Dear Bay Nature,
I had mixed emotions reading “What Honeybees Have Taught Me About Xenophobia.” I was touched by the father-son connection based on animal husbandry and love of the land, and I appreciated the author’s epiphany that he should stop dissing organisms solely for being non-native.
However, I cringed at the exhortation that we “condemn the sentiment that something or someone is inherently bad if it is somehow not ‘native’.” First, it’s a mistake to lump people and other organisms together in this context. Second, while I 100% agree that we need to avoid sloppy communication that implies being non-native is itself a problem, it’s essential to also acknowledge that significant damage is caused by some non-native organisms. If you leave this out, as this article does, a reader (or student) may well misunderstand the seriousness of invasive species.

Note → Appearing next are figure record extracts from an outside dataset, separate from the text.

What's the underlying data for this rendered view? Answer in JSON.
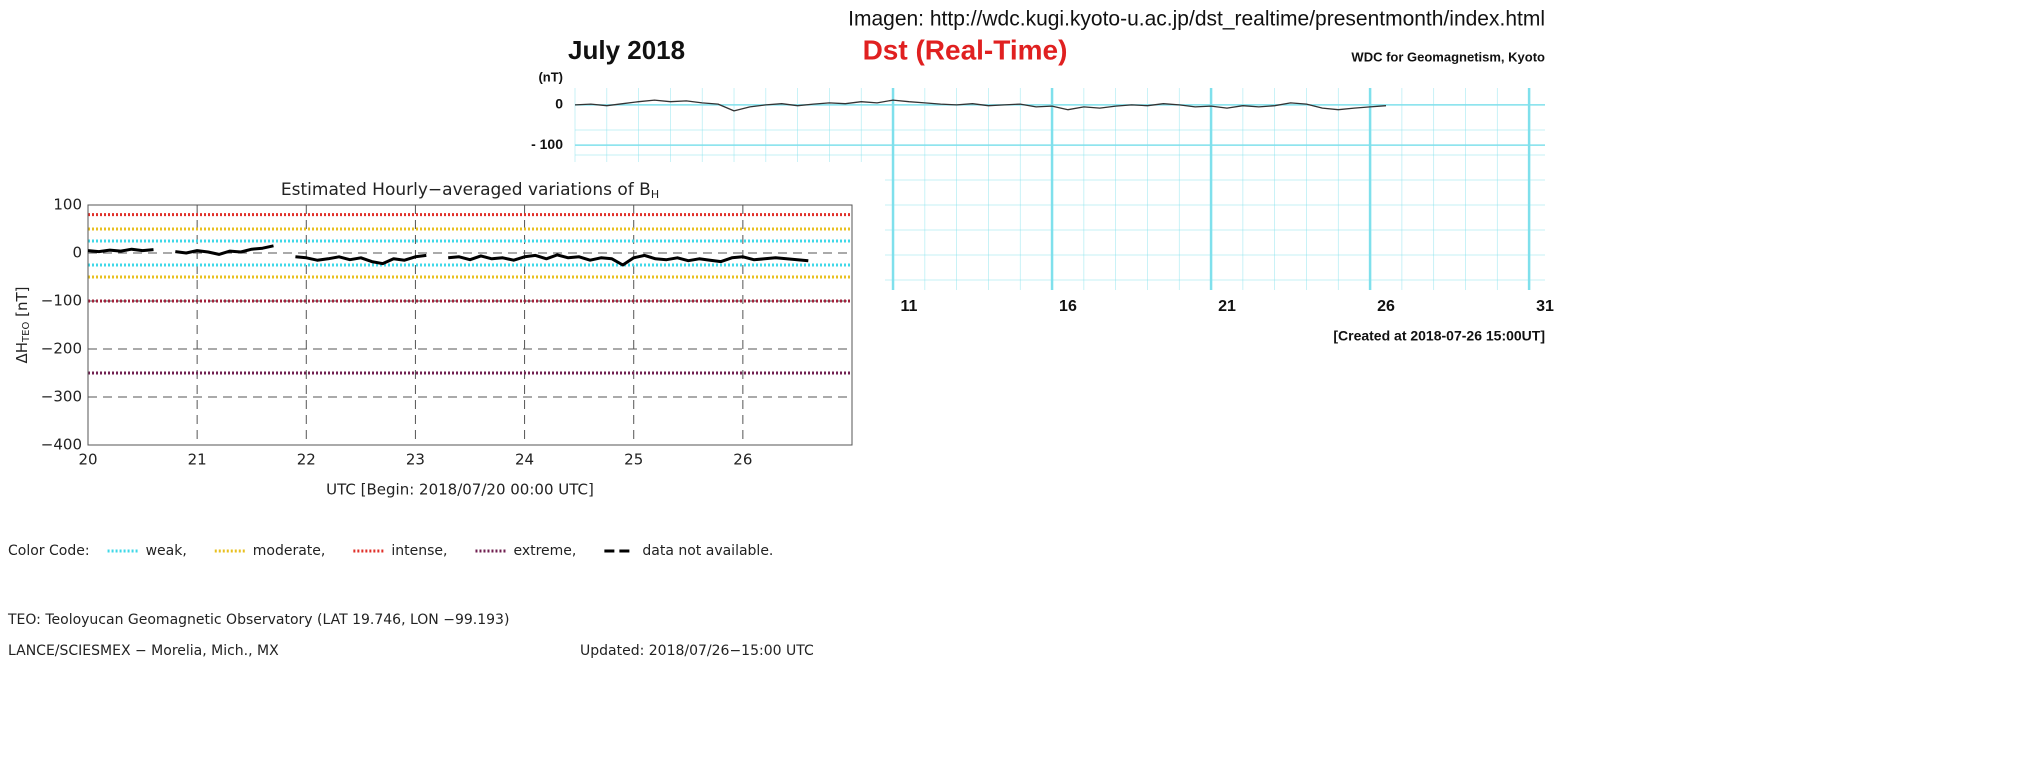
{
  "source": "Imagen: http://wdc.kugi.kyoto-u.ac.jp/dst_realtime/presentmonth/index.html",
  "chart_data": [
    {
      "type": "line",
      "title": "Dst (Real-Time)",
      "subtitle": "July  2018",
      "credit": "WDC for Geomagnetism, Kyoto",
      "ylabel": "(nT)",
      "note": "[Created at 2018-07-26 15:00UT]",
      "xlim": [
        1,
        31.5
      ],
      "xticks": [
        11,
        16,
        21,
        26,
        31
      ],
      "ylim": [
        -460,
        42
      ],
      "yticks": [
        0,
        {
          "value": -100,
          "label": "- 100"
        }
      ],
      "grid": true,
      "grid_color": "#7fe0ec",
      "series": [
        {
          "color": "#333333",
          "x": [
            1,
            1.5,
            2,
            2.5,
            3,
            3.5,
            4,
            4.5,
            5,
            5.5,
            6,
            6.5,
            7,
            7.5,
            8,
            8.5,
            9,
            9.5,
            10,
            10.5,
            11,
            11.5,
            12,
            12.5,
            13,
            13.5,
            14,
            14.5,
            15,
            15.5,
            16,
            16.5,
            17,
            17.5,
            18,
            18.5,
            19,
            19.5,
            20,
            20.5,
            21,
            21.5,
            22,
            22.5,
            23,
            23.5,
            24,
            24.5,
            25,
            25.5,
            26,
            26.5
          ],
          "values": [
            0,
            2,
            -2,
            3,
            8,
            12,
            8,
            10,
            5,
            2,
            -15,
            -5,
            0,
            3,
            -2,
            2,
            5,
            3,
            8,
            5,
            12,
            8,
            5,
            2,
            0,
            3,
            -2,
            0,
            2,
            -5,
            -3,
            -12,
            -5,
            -8,
            -3,
            0,
            -2,
            3,
            0,
            -5,
            -3,
            -8,
            -2,
            -5,
            -2,
            5,
            2,
            -8,
            -12,
            -8,
            -5,
            -2
          ]
        }
      ]
    },
    {
      "type": "line",
      "title": "Estimated Hourly−averaged variations of B",
      "title_subscript": "H",
      "ylabel": "ΔH",
      "ylabel_subscript": "TEO",
      "ylabel_unit": " [nT]",
      "xlabel": "UTC [Begin: 2018/07/20 00:00 UTC]",
      "xlim": [
        20,
        27
      ],
      "xticks": [
        20,
        21,
        22,
        23,
        24,
        25,
        26
      ],
      "ylim": [
        -400,
        100
      ],
      "yticks": [
        100,
        0,
        {
          "value": -100,
          "label": "−100"
        },
        {
          "value": -200,
          "label": "−200"
        },
        {
          "value": -300,
          "label": "−300"
        },
        {
          "value": -400,
          "label": "−400"
        }
      ],
      "grid": true,
      "reference_lines": [
        {
          "value": 80,
          "color": "#e0302a"
        },
        {
          "value": 50,
          "color": "#e8c020"
        },
        {
          "value": 25,
          "color": "#40d8e8"
        },
        {
          "value": -25,
          "color": "#40d8e8"
        },
        {
          "value": -50,
          "color": "#e8c020"
        },
        {
          "value": -100,
          "color": "#a0203a"
        },
        {
          "value": -250,
          "color": "#702050"
        }
      ],
      "legend_title": "Color Code:",
      "legend": [
        {
          "label": "weak,",
          "color": "#40d8e8"
        },
        {
          "label": "moderate,",
          "color": "#e8c020"
        },
        {
          "label": "intense,",
          "color": "#e0302a"
        },
        {
          "label": "extreme,",
          "color": "#702050"
        },
        {
          "label": "data not available.",
          "color": "#000000"
        }
      ],
      "footer": [
        "TEO: Teoloyucan Geomagnetic Observatory (LAT  19.746, LON −99.193)",
        "LANCE/SCIESMEX − Morelia, Mich., MX"
      ],
      "updated": "Updated: 2018/07/26−15:00 UTC",
      "series": [
        {
          "color": "#000000",
          "x": [
            20.0,
            20.1,
            20.2,
            20.3,
            20.4,
            20.5,
            20.6,
            20.7,
            20.8,
            20.9,
            21.0,
            21.1,
            21.2,
            21.3,
            21.4,
            21.5,
            21.6,
            21.7,
            21.8,
            21.9,
            22.0,
            22.1,
            22.2,
            22.3,
            22.4,
            22.5,
            22.6,
            22.7,
            22.8,
            22.9,
            23.0,
            23.1,
            23.2,
            23.3,
            23.4,
            23.5,
            23.6,
            23.7,
            23.8,
            23.9,
            24.0,
            24.1,
            24.2,
            24.3,
            24.4,
            24.5,
            24.6,
            24.7,
            24.8,
            24.9,
            25.0,
            25.1,
            25.2,
            25.3,
            25.4,
            25.5,
            25.6,
            25.7,
            25.8,
            25.9,
            26.0,
            26.1,
            26.2,
            26.3,
            26.4,
            26.5,
            26.6
          ],
          "values": [
            5,
            3,
            6,
            4,
            8,
            5,
            7,
            null,
            3,
            0,
            5,
            2,
            -3,
            4,
            2,
            8,
            10,
            15,
            null,
            -8,
            -10,
            -15,
            -12,
            -8,
            -14,
            -10,
            -18,
            -22,
            -12,
            -15,
            -8,
            -5,
            null,
            -10,
            -8,
            -14,
            -6,
            -12,
            -10,
            -15,
            -8,
            -5,
            -12,
            -4,
            -10,
            -8,
            -15,
            -10,
            -12,
            -25,
            -10,
            -5,
            -12,
            -14,
            -10,
            -16,
            -12,
            -15,
            -18,
            -10,
            -8,
            -14,
            -12,
            -10,
            -12,
            -14,
            -16
          ]
        }
      ]
    }
  ]
}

The simple, but complete, story is that non-native species (whether here in California or elsewhere around the globe). are generally not a problem, and often they are valuable for agriculture and horticulture, but a small percentage do cause damage. There is a rich and varied scientific literature exploring invasion biology, a fascinating field that could use more bright minds in the future, like those of the students the author teaches. The impacts of invasive species—from degraded rangelands to lost wildlife habitat, blocked waterways or increased wildfire fuels—are getting worse, and ecological literacy will be increasingly critical in the future.
Invasive species damage diversity. Protecting diversity is the opposite of xenophobia. We can love our native California wildlands, work to protect them from invasive species, love the many non-native organisms around us that aren’t invasive, and love our neighbors in the multi-cultural tapestry of the Bay Area all at the same time.
Doug Johnson is the executive director of the California Invasive Plant Council.